Cow dung and cow stomach gas: not just smelly, but also politically loaded.
Hence a new California dairy industry campaign pushing back on California’s recommendation to regulate a naturally occurring source of methane. Part of the state’s plan to curb climate-altering methane involves getting food waste out of landfills, where it releases gas as it decomposes. The California Air Resources Board has also suggested slashing methane from cow manure and from a source of about half of the emissions from California’s 5.5 million beef and dairy cows: something called “enteric fermentation.”
Or, as it’s also known, gasiness ( “mostly belching,” an ARB document clarifies). “FLATULENCE,” blared the subject line of an email sent out Tuesday as part of an effort by groups like the Western United Dairymen and the Milk Producers Council to beat back climate mandates.
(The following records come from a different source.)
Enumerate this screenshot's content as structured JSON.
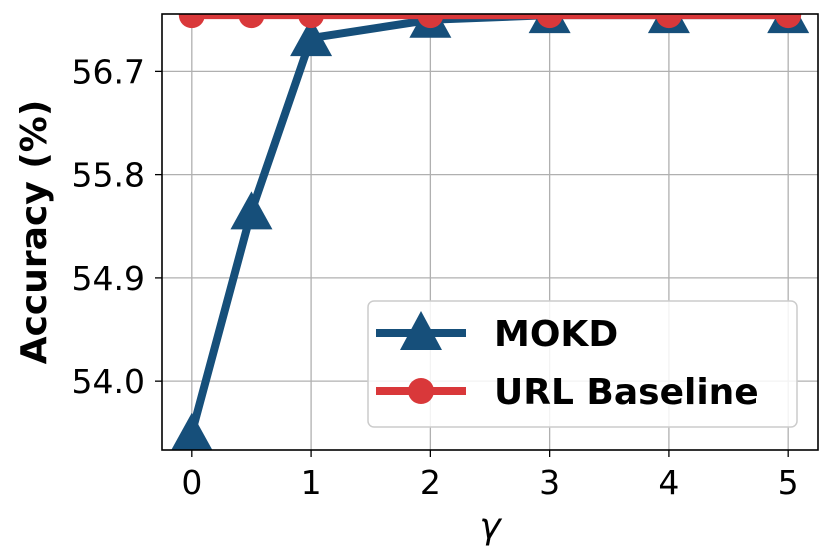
{
  "chart_data": {
    "type": "line",
    "xlabel": "γ",
    "ylabel": "Accuracy (%)",
    "x": [
      0,
      0.5,
      1,
      2,
      3,
      4,
      5
    ],
    "xticks": [
      "0",
      "1",
      "2",
      "3",
      "4",
      "5"
    ],
    "xtick_values": [
      0,
      1,
      2,
      3,
      4,
      5
    ],
    "yticks": [
      "54.0",
      "54.9",
      "55.8",
      "56.7"
    ],
    "ytick_values": [
      54.0,
      54.9,
      55.8,
      56.7
    ],
    "xlim": [
      -0.25,
      5.25
    ],
    "ylim": [
      53.4,
      57.2
    ],
    "grid": true,
    "legend_position": "lower-right",
    "series": [
      {
        "name": "MOKD",
        "color": "#164F7A",
        "marker": "triangle",
        "x": [
          0,
          0.5,
          1,
          2,
          3,
          4,
          5
        ],
        "values": [
          53.55,
          55.48,
          56.99,
          57.15,
          57.19,
          57.19,
          57.19
        ]
      },
      {
        "name": "URL Baseline",
        "color": "#D9383A",
        "marker": "circle",
        "x": [
          0,
          0.5,
          1,
          2,
          3,
          4,
          5
        ],
        "values": [
          57.19,
          57.19,
          57.19,
          57.19,
          57.19,
          57.19,
          57.19
        ]
      }
    ]
  }
}
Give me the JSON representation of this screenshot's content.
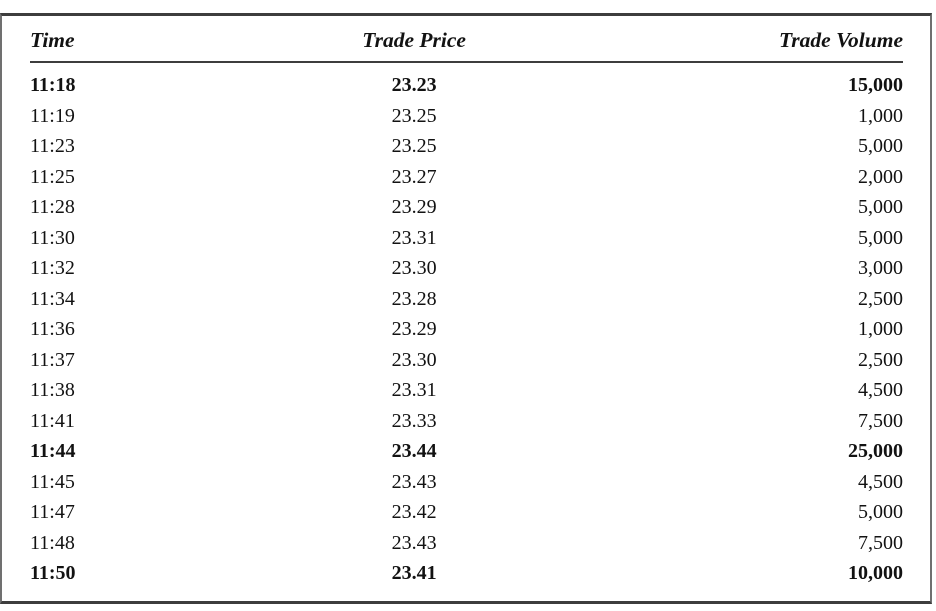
{
  "colors": {
    "background": "#ffffff",
    "text": "#121212",
    "rule_dark": "#3d3d3d",
    "rule_side": "#707070"
  },
  "table": {
    "columns": [
      {
        "key": "time",
        "label": "Time",
        "align": "left"
      },
      {
        "key": "price",
        "label": "Trade Price",
        "align": "center"
      },
      {
        "key": "volume",
        "label": "Trade Volume",
        "align": "right"
      }
    ],
    "rows": [
      {
        "time": "11:18",
        "price": "23.23",
        "volume": "15,000",
        "bold": true
      },
      {
        "time": "11:19",
        "price": "23.25",
        "volume": "1,000",
        "bold": false
      },
      {
        "time": "11:23",
        "price": "23.25",
        "volume": "5,000",
        "bold": false
      },
      {
        "time": "11:25",
        "price": "23.27",
        "volume": "2,000",
        "bold": false
      },
      {
        "time": "11:28",
        "price": "23.29",
        "volume": "5,000",
        "bold": false
      },
      {
        "time": "11:30",
        "price": "23.31",
        "volume": "5,000",
        "bold": false
      },
      {
        "time": "11:32",
        "price": "23.30",
        "volume": "3,000",
        "bold": false
      },
      {
        "time": "11:34",
        "price": "23.28",
        "volume": "2,500",
        "bold": false
      },
      {
        "time": "11:36",
        "price": "23.29",
        "volume": "1,000",
        "bold": false
      },
      {
        "time": "11:37",
        "price": "23.30",
        "volume": "2,500",
        "bold": false
      },
      {
        "time": "11:38",
        "price": "23.31",
        "volume": "4,500",
        "bold": false
      },
      {
        "time": "11:41",
        "price": "23.33",
        "volume": "7,500",
        "bold": false
      },
      {
        "time": "11:44",
        "price": "23.44",
        "volume": "25,000",
        "bold": true
      },
      {
        "time": "11:45",
        "price": "23.43",
        "volume": "4,500",
        "bold": false
      },
      {
        "time": "11:47",
        "price": "23.42",
        "volume": "5,000",
        "bold": false
      },
      {
        "time": "11:48",
        "price": "23.43",
        "volume": "7,500",
        "bold": false
      },
      {
        "time": "11:50",
        "price": "23.41",
        "volume": "10,000",
        "bold": true
      }
    ]
  }
}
Featuring an image of a cow with a red target on its body, the email urges readers to “say NO to unbridled ARB authority.”
“The focus here is to highlight ARB’s efforts at over-regulating the dairy industry,” said Anja Raudabaugh, CEO of Western United Dairymen. “By nature’s design, (cows) pass lots of gas,” she added. “Quite frankly, we want them to expel gas so they don’t explode.”
According to the ARB, options to clean up manure include moving away from storing manure in lagoons and investing in anaerobic digesters that can trap methane. Changes to breeding and feeding practices could limit flatulence.
Emails and fliers to staff, digital ads and a social media blitz – a Twitter account is already up and tweeting – will accompany an augmented effort to lobby lawmakers down the legislative session’s final stretch. The dairy industry supplies California’s single-most lucrative agricultural commodity, and the Western United Dairymen has spent about $116,000 on lobbying from the start of 2015 through June of this year.
The proposed methane reduction figures into the ARB’s plan to limit so-called “short-lived climate pollutants,” fast-dissipating but extra-potent gases that Gov. Jerry Brown has included in his overarching strategy to combat climate change. The air regulator’s April proposal, which is a recommendation rather than a formal regulation, features images of cows munching grass.
A bill pushing the ARB to complete and implement its short-lived pollutants plan is currently moving through the Legislature, as is a bill setting more ambitious emissions reductions targets for 2030. The dairy industry is opposing both, allying them with powerful business and oil interests who have fought the legislation expanding California’s climate targets.